Brainstem model using Gradient Frequency Neural Network (GrFNN) toolbox.
This repository contains code to use an oscillatory model of the auditory periphery and brainstem. The first two layers of oscillators represent a gradient of center frequencies within the cochlea. The next layer represents the cochlear nucleus, which is the first synapse of the auditory system and already exhibits many interesting nonlinear properties, including mode-locking. The fourth layer of this model represents another important part of the auditory brainstem, the inferior colliculus. This site is known to code for both temporal fine structure and envelope modulation. It is also believed to be an important area for the perception of pitch, as well as a potential generating site of the FFR (frequency-following response) in response to periodic stimuli. These and other aspects of the auditory brainstem are well accounted for in the GrFNN model contained in this repository.
The script brainstemPaper
sets up a four-layer parameterized brainstem network meant to replicate the network used in Lerud et al. (2014) as closely as possible. It should be noted that the GrFNN Toolbox has changed in the past two years to be more mathematically and numerically accurate, and as a result it is no longer possible to obtain exactly the same results as are reported in the paper. In fact the results with the updated toolbox fit the brainstem data better than before. The script brainstem
sets up a four-layer parameterzed brainstem network which is current with the latest cochlea model.

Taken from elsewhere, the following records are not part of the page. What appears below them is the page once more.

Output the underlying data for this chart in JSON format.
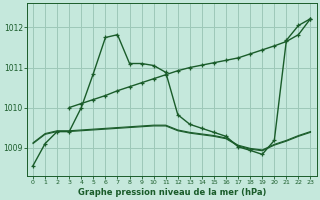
{
  "title": "Graphe pression niveau de la mer (hPa)",
  "bg": "#c5e8dc",
  "grid_color": "#9dc8b8",
  "lc": "#1a5c2a",
  "x": [
    0,
    1,
    2,
    3,
    4,
    5,
    6,
    7,
    8,
    9,
    10,
    11,
    12,
    13,
    14,
    15,
    16,
    17,
    18,
    19,
    20,
    21,
    22,
    23
  ],
  "ylim": [
    1008.3,
    1012.6
  ],
  "yticks": [
    1009,
    1010,
    1011,
    1012
  ],
  "s1": [
    1008.55,
    1009.1,
    1009.4,
    1009.4,
    1010.0,
    1010.85,
    1011.75,
    1011.82,
    1011.1,
    1011.1,
    1011.05,
    1010.88,
    1009.82,
    1009.58,
    1009.48,
    1009.38,
    1009.28,
    1009.02,
    1008.93,
    1008.83,
    1009.18,
    1011.68,
    1012.05,
    1012.22
  ],
  "s2_x": [
    3,
    4,
    5,
    6,
    7,
    8,
    9,
    10,
    11,
    12,
    13,
    14,
    15,
    16,
    17,
    18,
    19,
    20,
    21,
    22,
    23
  ],
  "s2_y": [
    1010.0,
    1010.1,
    1010.2,
    1010.3,
    1010.42,
    1010.52,
    1010.62,
    1010.72,
    1010.82,
    1010.92,
    1011.0,
    1011.06,
    1011.12,
    1011.18,
    1011.24,
    1011.34,
    1011.44,
    1011.54,
    1011.65,
    1011.82,
    1012.22
  ],
  "s3": [
    1009.12,
    1009.35,
    1009.42,
    1009.42,
    1009.44,
    1009.46,
    1009.48,
    1009.5,
    1009.52,
    1009.54,
    1009.56,
    1009.56,
    1009.44,
    1009.38,
    1009.34,
    1009.3,
    1009.24,
    1009.06,
    1008.98,
    1008.94,
    1009.08,
    1009.18,
    1009.3,
    1009.4
  ],
  "s4": [
    1009.1,
    1009.33,
    1009.4,
    1009.4,
    1009.42,
    1009.44,
    1009.46,
    1009.48,
    1009.5,
    1009.52,
    1009.54,
    1009.54,
    1009.42,
    1009.36,
    1009.32,
    1009.28,
    1009.22,
    1009.04,
    1008.96,
    1008.92,
    1009.06,
    1009.16,
    1009.28,
    1009.38
  ]
}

Neither of the brainstem scripts sets up a stimulus itself, so it will be up to the user to create one. However this repository also includes stimuli and scripts to replicate the FFR model from Lerud et al. The relevant user-facing script is FFRmodel
, which reads in either of the two .wav files used in that paper, and sets them up for alternating polarity. Of course the user can replace these stimuli with their own. brainstemPaper
is eventually called as the basis for this FFR model.
Lerud, K. D., Almonte, F. V., Kim, J. C., and Large, E. W. (2014). Mode-locking neurodynamics predict human auditory brainstem responses to musical intervals. Hearing Research, 308, 41–9.